Dès lors, tout s’enchaîne, la police parvient à retisser les fils de cet été tragique : les meurtres de Gary Hinman, le 25 juillet, de Sharon Tate et de ses amis, le 8 août, ainsi que du couple LaBianca, le 9 août, portent tous la marque d’une même personne : Charles Manson.
Petit homme
Le monde découvre alors l’existence de ce petit homme d’1,57 mètres, âgé de 34 ans, au regard hypnotique et au sourire maléfique, et de ses quatre jeunes complices, tous membres d’un groupe qui se fait appeler « la Famille ». Leur procès, qui s’ouvre à l’été 1970, permettra d’établir les responsabilités.
A Charles Manson, le leader du groupe, la responsabilité morale des assassinats. Absent des scènes de crime, il est celui qui a poussé Charles « Tex » Watson, Patricia Krenwinkel, Susan Atkins et Leslie Van Houten à les commettre.

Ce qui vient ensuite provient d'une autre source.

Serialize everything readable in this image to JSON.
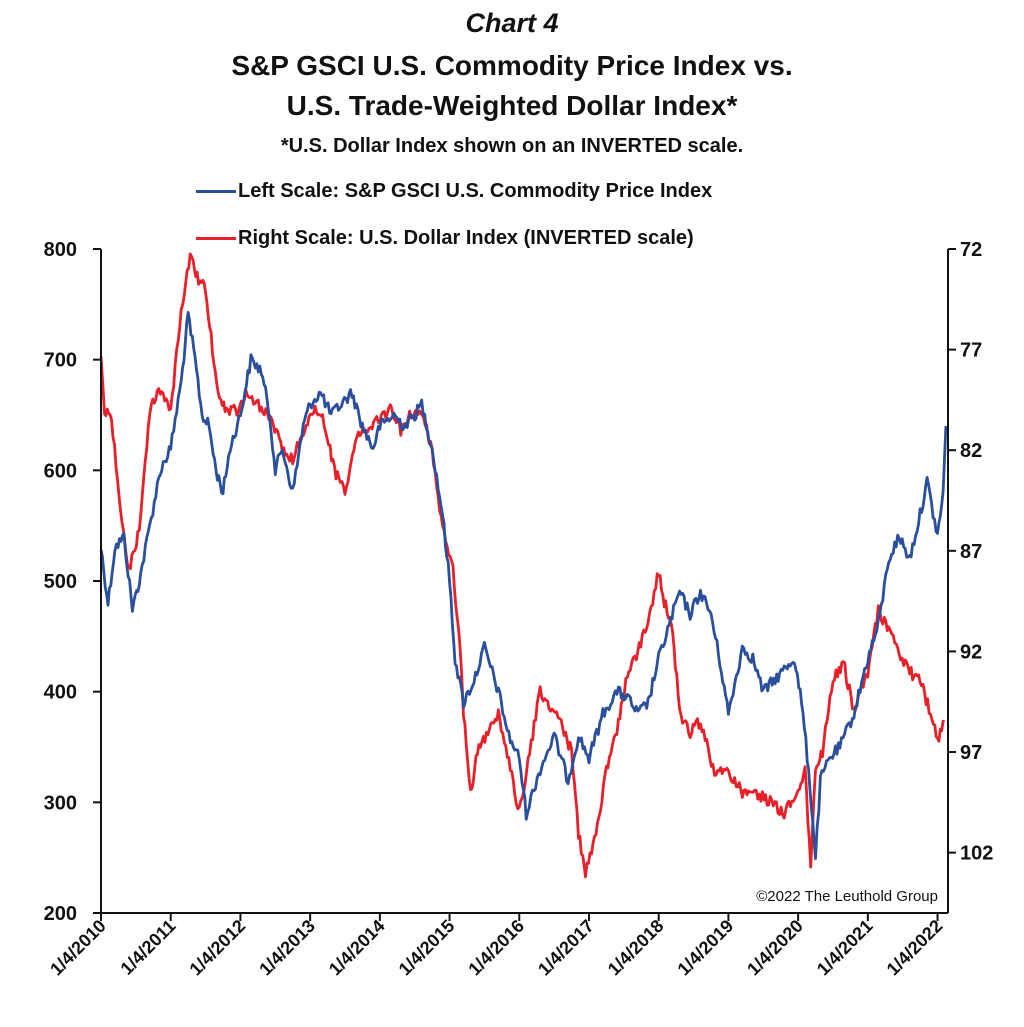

Durant le procès, les accusés ne présentent aucun remords. Les jeunes femmes arrivent tout sourire, en chantant. Pour l'audience et les membres du jury, les détails, livrés sans aucun ménagement, sont insoutenables.
Susan Atkins raconte ainsi avoir répondu à Sharon Tate, qui la suppliait de l'épargner pour laisser la vie à son bébé : « Femme, je n'ai aucune pitié pour toi », avant de lacérer le corps de l'actrice de seize coups de couteau. Son cadavre sera retrouvé avec une corde de nylon autour du cou, la reliant au corps de l'un de ses amis, Jay Sebring.
Les cinq prévenus seront condamnés à mort, une sentence commuée en emprisonnement à vie en 1972, suite à la décision de la Cour suprême de Californie qui déclare la peine capitale inconstitutionnelle.
Emprise
Dès l’automne 1969 et l’arrestation de Charles Manson et de ses complices, le monde s’interroge. Qui est-il, qui sont ces trois jeunes femmes qu’il a transformées en tueuses macabres et sans pitié ? Pourquoi un tel déchaînement de violence, pourquoi ces inscriptions barbares sur les murs ?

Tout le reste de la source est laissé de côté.